There was a long lapse of time from when I had first taken Bills blood, soon after we met- to the time Bill almost casually mentioned strong sexual attraction was a "side effect" of having the blood of a vampire inside you. When I first met Bill... I had very intense dreams about him too. How much of that was because of his blood? And why didn't he explain that sooner? That certainly wasn't the first time he lied to me, I was almost used to him lying,or... rather... not "lying", but "failing to take initiative to reveal the truth" as he had called it. If he had said something, if I had known there would have been an artificially created connection between us, OR, if I hadn't of had his blood in the first place- would we have fallen in love so quickly? Would I have forgiven him for his lies so easily?
Maybe I didn't think about this much before, because I didn't want to think about it. The consequences were chilling. Not that I doubted my love for Bill- the love I had couldn't be artificially created with a few drops of nasty red liquid. I certainly didn't feel loving towards Eric. Only...yeah, I had to admit it, extremely attracted. Even without that love potion, he's gorgeous of course. But way more evil than he is gorgeous, and I shuddered every time I woke up from one of those sex dreams, and had a long cold shower where I scrubbed myself until my skin wad red to almost try to clean the dirty feeling away. It's dumb, I know, but it seemed to help. I knew I wasn't the only one, LaFayette had them too, and had even more reason to hate Eric than I did. I felt really sorry for LaFayette. Eric only really annoyed me, but Eric had almost killed him. I guess it would be like me having sex dreams about Rene! GROSS!
I stood stunned for a moment, slightly shaking my head.
"Poor Sookie", Eric said sarcastically as he was suddenly in front of me.
"Are we just coming to a revelation?"
I played dumb. "What revelation is that supposed to be? That you're a bastard?"
"I think you already know that I'm a bastard, sweetheart. A revelation... that your chivalrous hero Bill, might not be the romantic portrait that he paints for you," he said, smiling slightly.
"What, because he didn't tell me what the blood did? It hardly mattered, he was too busy saving my life!"

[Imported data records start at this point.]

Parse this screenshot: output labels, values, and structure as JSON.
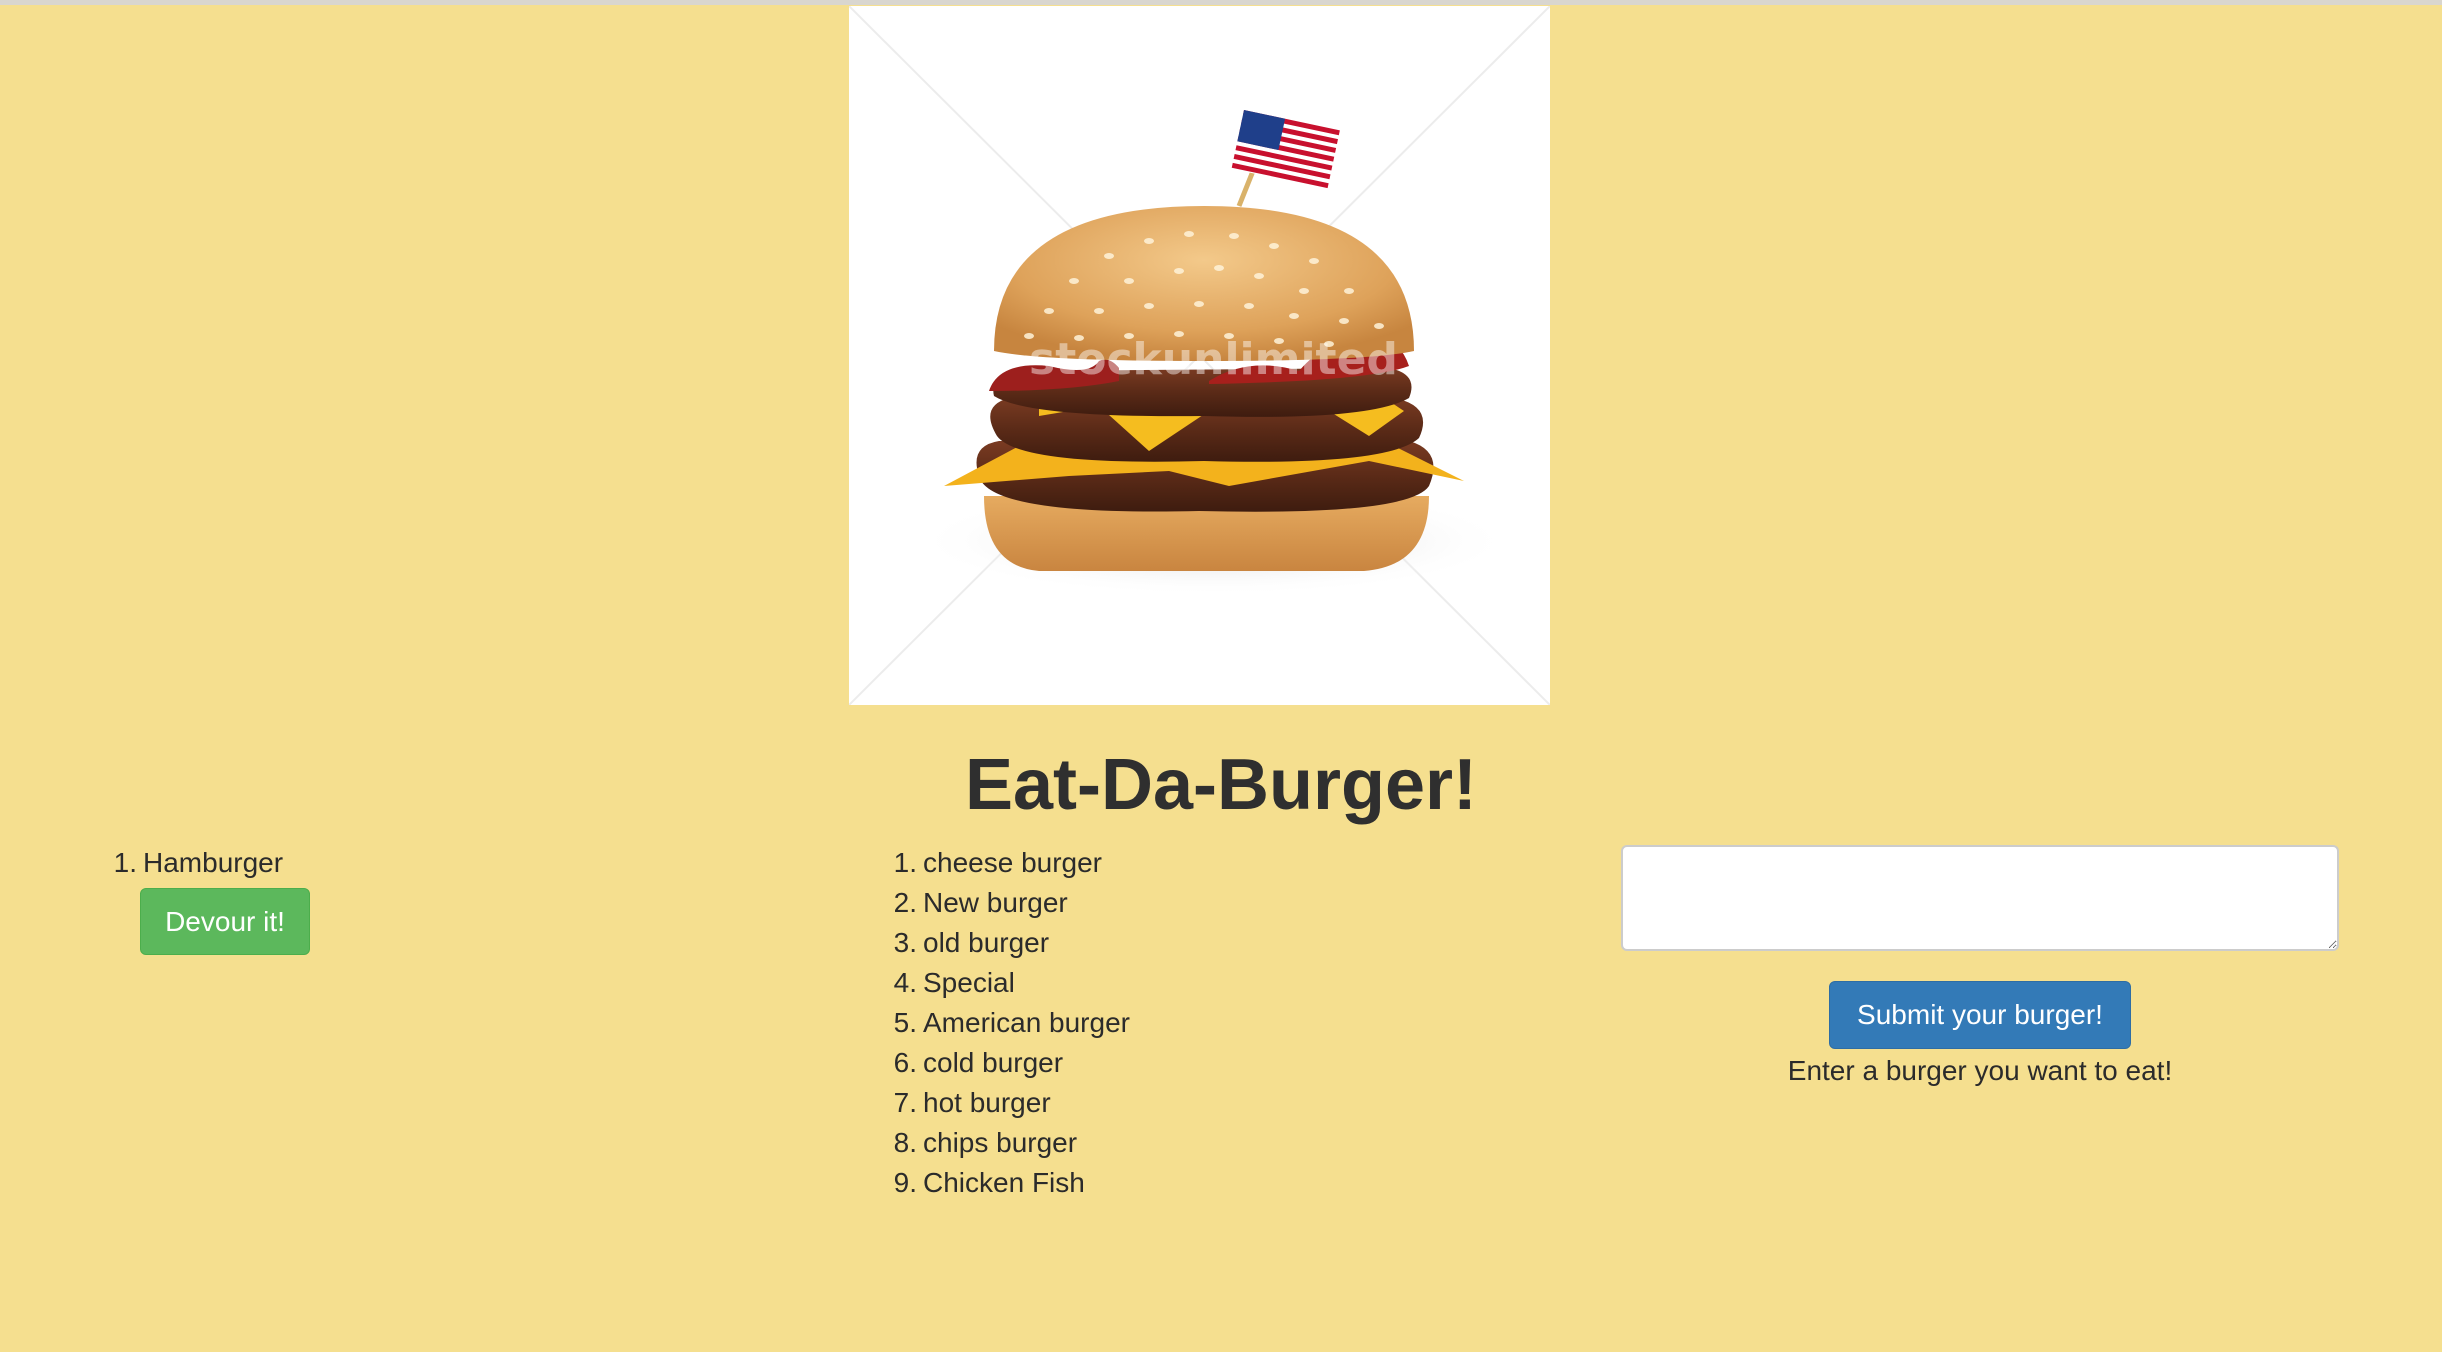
{
  "header": {
    "title": "Eat-Da-Burger!",
    "image_alt": "burger-illustration",
    "image_watermark": "stockunlimited"
  },
  "uneaten": {
    "items": [
      {
        "number": "1.",
        "name": "Hamburger",
        "button_label": "Devour it!"
      }
    ]
  },
  "devoured": {
    "items": [
      {
        "number": "1.",
        "name": "cheese burger"
      },
      {
        "number": "2.",
        "name": "New burger"
      },
      {
        "number": "3.",
        "name": "old burger"
      },
      {
        "number": "4.",
        "name": "Special"
      },
      {
        "number": "5.",
        "name": "American burger"
      },
      {
        "number": "6.",
        "name": "cold burger"
      },
      {
        "number": "7.",
        "name": "hot burger"
      },
      {
        "number": "8.",
        "name": "chips burger"
      },
      {
        "number": "9.",
        "name": "Chicken Fish"
      }
    ]
  },
  "form": {
    "input_value": "",
    "submit_label": "Submit your burger!",
    "helper_text": "Enter a burger you want to eat!"
  },
  "colors": {
    "page_background": "#f5df8f",
    "devour_button": "#5cb85c",
    "submit_button": "#337ab7",
    "text": "#2b2b2b"
  }
}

"Oh, you can go on telling yourself that if it makes you feel better, Sookie. I'm surprised, you haven't mentioned your pending engagement by the way. Did you think I wouldn't have heard? Isn't that serious for humans? To spend the rest of your existence with one person? I never understood this. I thought for some reason, that you might be beyond that silliness. Especially if you find... you don't really know them yet. It's just like... even though I haven't had ice cream- I imagine, it's like walking into an ice cream shop and picking the first flavour that grabs your attention, and deciding it's the best one and the only one you'll ever have. Pure stupidity! But I can tell you aren't stupid Sookie... I can tell Sookie... you are aching to try those other flavours...."
"Just... SHUT UP! You can't compare people to ice cream! I love Bill because he is everything I want AND need! Not because he's the first guy that really wanted me, or because he's a vampire, or for anything- It's just Love! And I'm not looking for other "flavours", why bother when by the grace of God you are blessed to find your favourite flavour on your first taste? Oh, but you wouldn't know anything about that!"

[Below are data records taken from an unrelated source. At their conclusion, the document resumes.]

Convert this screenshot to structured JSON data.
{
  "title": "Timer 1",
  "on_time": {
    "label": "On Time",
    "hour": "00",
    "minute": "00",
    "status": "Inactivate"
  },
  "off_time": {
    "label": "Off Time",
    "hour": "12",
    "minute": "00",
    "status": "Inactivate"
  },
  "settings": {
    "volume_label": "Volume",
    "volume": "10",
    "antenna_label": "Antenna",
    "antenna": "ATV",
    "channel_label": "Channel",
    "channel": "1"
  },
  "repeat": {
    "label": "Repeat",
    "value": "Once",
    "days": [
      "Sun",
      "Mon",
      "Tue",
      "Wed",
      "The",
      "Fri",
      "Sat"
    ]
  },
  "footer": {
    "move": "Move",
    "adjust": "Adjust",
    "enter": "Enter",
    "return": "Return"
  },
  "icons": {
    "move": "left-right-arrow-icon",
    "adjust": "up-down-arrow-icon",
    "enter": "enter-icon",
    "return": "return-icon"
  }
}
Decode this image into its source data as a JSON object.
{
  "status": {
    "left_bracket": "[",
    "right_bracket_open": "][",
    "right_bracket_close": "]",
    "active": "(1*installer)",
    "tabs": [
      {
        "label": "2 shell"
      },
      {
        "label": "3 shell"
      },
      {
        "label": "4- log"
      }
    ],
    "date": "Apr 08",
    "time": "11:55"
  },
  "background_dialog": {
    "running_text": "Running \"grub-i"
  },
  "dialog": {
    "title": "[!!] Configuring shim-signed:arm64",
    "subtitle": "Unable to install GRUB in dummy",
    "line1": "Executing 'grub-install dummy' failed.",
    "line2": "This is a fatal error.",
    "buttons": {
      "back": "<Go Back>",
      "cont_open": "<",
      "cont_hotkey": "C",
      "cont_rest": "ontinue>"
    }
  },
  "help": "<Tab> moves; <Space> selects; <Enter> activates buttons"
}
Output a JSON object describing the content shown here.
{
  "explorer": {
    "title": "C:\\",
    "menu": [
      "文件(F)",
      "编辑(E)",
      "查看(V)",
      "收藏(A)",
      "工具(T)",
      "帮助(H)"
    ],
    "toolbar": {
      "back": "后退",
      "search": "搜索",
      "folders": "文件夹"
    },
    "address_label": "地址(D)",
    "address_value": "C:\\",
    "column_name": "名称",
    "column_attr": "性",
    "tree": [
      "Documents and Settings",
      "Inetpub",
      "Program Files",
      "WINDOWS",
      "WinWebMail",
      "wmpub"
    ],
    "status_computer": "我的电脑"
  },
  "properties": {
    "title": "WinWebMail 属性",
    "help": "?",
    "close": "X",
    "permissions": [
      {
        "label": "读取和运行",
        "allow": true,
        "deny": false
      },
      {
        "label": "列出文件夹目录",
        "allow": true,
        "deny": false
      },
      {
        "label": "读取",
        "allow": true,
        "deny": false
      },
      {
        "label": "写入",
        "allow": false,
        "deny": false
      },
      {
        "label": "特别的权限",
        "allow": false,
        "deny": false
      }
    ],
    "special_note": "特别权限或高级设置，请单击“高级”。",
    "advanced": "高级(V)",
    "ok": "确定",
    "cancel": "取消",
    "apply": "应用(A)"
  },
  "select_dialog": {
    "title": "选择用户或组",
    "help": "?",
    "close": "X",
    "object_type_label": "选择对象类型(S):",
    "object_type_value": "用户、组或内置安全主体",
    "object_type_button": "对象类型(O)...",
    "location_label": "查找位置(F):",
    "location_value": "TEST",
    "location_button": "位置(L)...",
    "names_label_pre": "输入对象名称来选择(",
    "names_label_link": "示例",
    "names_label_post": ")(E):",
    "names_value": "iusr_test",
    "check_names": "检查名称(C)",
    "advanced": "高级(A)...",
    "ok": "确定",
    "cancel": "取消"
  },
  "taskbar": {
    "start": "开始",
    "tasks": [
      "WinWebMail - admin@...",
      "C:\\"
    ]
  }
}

"Everything you need, including LIES? And dear Sookie, I've been around for over a thousand years, and you seriously believe I know NOTHING... of love?" Eric seemed almost offended.
"Only your own selfish kind! You don't have a heart left to love anybody but yourself. You're not like Bill!"
At this point I was yelling loudly into the night. If I had close neighbours, they probably would have phoned the police.
Eric then spoke softly and almost kindly.
"All love is selfish, in a way. No, I'm not like Bill. Unlike Bill, I don't hide who I am, and I have no fear for the truth. My balls don't shrivel when I'm in the presence of a tiny human girl. At least I'm a liar...that doesn't lie about being a liar," he said this last sentence with a strong hint of disgust.
Then, he was gone, and I was left alone, drunk and enraged in the middle of my lawn, and incredibly horny.